Jamaica Gleaner
Published: Sunday | May 31, 2009
Home : Business
Secret to a successful insurance claim: Read the fine print, don't fudge truth

Ian Allen/Staff Photographer
Garfield Coke ... says claims myths are as old as 'world is flat' theory.

Avia Ustanny, Business Reporter

Have you really looked at the premium payment grace period information specified in your life insurance policy? Do you even know what a 'premium payment grace period' is?

What about other conditions in the policy? Do you understand them?

You should, for if the worst were to happen and you neglected to make premium payments during the time specified, your beneficiaries may not receive the proceeds because your life insurance policy had lapsed.

Yes, you had only missed a few months and was planning to make a lump sum payment, but life intervened.

Or, consider that after having an accident in which you received injuries which will prevent you from ever working again, your relatives visit the insurance company with medical certificates and policy contracts only to find that they are unable to collect benefits because of what the company describes as "non-disclosure of a pre-existing condition."

Cancer patients

If you already had cancer when you purchased the policy, your relatives will not be able to collect on your death, even if you lived 15 years after buying the insurance and paid your premiums along the way.

If you are a skydiver, you should admit this to your agent so that the risk can be properly assessed and priced.

Local life insurance companies say that rejections of claims are much less common than perceived, and that only two per cent of the death/living benefit claims are rejected.

But, in the area of health insurance, the rate of rejection is higher.

Sagicor Life Jamaica Limited, the largest insurance company, says the clams it rejects tend to relate to unclisclosed pre-existing illnesses excluded by the policy.

Misrepresentation

Tanya Miller, Sagicor's group marketing head, says claims will not be honoured if the insurance contract was based on invalid data, if documents are missing, if death or disability has occurred within the probationary period - which can be as long as two years after a policy has been purchased - or if misrepresentation or criminal activity has been noted in relation to the claim.

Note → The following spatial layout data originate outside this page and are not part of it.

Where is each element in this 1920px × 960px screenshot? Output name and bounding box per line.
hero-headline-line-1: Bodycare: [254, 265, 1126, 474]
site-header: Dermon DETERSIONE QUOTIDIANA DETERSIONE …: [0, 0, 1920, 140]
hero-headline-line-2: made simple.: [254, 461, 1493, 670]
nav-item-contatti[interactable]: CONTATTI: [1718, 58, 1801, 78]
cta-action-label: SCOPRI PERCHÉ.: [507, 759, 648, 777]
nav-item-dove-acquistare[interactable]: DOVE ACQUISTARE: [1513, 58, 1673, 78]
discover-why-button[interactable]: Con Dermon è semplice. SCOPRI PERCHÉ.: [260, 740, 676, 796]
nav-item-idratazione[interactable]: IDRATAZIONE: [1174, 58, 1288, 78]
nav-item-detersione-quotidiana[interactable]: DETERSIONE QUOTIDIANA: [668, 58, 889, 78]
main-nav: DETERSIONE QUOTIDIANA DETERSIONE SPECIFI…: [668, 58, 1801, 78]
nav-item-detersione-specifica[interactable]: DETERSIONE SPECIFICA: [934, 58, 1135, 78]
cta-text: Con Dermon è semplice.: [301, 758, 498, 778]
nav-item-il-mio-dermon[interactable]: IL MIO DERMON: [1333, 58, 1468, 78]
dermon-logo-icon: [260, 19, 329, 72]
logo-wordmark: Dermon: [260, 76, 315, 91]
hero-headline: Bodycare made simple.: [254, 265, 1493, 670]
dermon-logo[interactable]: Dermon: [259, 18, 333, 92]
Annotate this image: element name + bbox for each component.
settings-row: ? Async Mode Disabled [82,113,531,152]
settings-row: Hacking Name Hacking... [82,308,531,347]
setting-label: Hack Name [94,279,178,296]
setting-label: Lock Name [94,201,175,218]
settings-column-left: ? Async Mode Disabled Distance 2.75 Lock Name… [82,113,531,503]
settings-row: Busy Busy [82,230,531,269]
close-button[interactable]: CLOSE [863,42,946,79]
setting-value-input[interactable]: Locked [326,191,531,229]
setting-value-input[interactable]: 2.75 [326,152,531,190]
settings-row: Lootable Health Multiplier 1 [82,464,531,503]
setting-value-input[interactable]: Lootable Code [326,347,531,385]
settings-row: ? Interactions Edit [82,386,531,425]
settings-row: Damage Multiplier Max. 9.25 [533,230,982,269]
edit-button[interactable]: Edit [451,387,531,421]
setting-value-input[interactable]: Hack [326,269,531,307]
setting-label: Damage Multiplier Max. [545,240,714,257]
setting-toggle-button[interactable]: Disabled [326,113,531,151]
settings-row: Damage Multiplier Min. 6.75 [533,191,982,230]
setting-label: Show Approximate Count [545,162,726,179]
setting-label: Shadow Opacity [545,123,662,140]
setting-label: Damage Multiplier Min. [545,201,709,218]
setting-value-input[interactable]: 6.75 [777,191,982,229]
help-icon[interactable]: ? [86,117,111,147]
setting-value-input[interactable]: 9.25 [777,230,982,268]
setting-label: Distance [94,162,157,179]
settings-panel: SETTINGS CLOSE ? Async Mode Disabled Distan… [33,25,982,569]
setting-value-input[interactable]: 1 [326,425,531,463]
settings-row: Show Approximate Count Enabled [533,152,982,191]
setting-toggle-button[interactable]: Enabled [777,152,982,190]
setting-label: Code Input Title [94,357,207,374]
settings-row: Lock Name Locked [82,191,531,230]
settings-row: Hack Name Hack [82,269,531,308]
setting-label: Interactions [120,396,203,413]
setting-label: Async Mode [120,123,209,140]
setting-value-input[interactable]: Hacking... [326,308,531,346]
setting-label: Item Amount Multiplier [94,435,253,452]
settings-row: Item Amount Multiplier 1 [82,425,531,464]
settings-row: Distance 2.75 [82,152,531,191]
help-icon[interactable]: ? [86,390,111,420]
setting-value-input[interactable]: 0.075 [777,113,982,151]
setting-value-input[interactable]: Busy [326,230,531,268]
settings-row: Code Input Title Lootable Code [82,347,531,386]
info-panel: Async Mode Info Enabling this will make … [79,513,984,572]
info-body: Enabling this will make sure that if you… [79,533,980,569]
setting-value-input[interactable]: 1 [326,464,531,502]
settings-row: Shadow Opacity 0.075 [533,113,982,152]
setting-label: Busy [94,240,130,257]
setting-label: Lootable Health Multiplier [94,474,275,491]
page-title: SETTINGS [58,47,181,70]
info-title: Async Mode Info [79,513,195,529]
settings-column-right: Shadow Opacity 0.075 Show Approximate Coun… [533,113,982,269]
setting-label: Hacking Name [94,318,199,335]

Garfield Coke, unit manager of Sagicor's Utopia Branch in New Kingston , says however, policyholders have less to worry about than we think or the anecdotal evidence appears to imply.

Unsuspecting victims

"The belief or sometimes perception that insurance has pitfalls or fine print to catch unsuspecting victims is really a myth," he tells Sunday Business.

"This concept dates as far back as the 'world is flat' theory," he said, a little exasperated.

In basic terms, Coke explains, a claim on an insurance policy is governed by the terms of the contract and, as such, the claim will be paid in direct stipulation to the policy document.

Where death/living benefits are concerned, the requirements for processing claim must be first met before the disbursement of the cheque. This is usually in the policy contract; proof of death; identification of the beneficiaries; a claimant statement and in the case of accidental death, the police report.

You are also required to present the 'pink slip' or medical report, which is needed for proof of death, and valid identification by the beneficiary - whether drivers licence, passport, or national ID card.

Claimant statement

The claimant will also be required to fill out a one-page form, called the claimant statement, for the insurance company's permanent record of claim.

In the case of a critical illness, health, disability or dismemberment claim, Coke notes, the requirement is the medical report and the claimant statement.

"The concern then with claims is not the dishonouring, but the time delay of securing a medical or police report," said Coke.

"The satisfying of the claim process will result in the honouring of a claim," said the Sagicor executive.

Disclosing information

He suggests that it is the responsibility of the insured to ensure all claims are honoured by fully disclosing information when applying for an insurance contract, and "just speaking the truth to ensure the risk consideration was accepted by the insurance company."

In addition to fraudulent claims or non-disclosures, rejections occur where the policy contract had genuinely lapsed and, to a much lesser extent, misrepresentation of the information submitted.

Even then, Coke says, claims are sometimes paid in the interest of good customer relations even when there is a 'suspicion' of a disqualifying factor since the burden of proof rests entirely on the insurance company.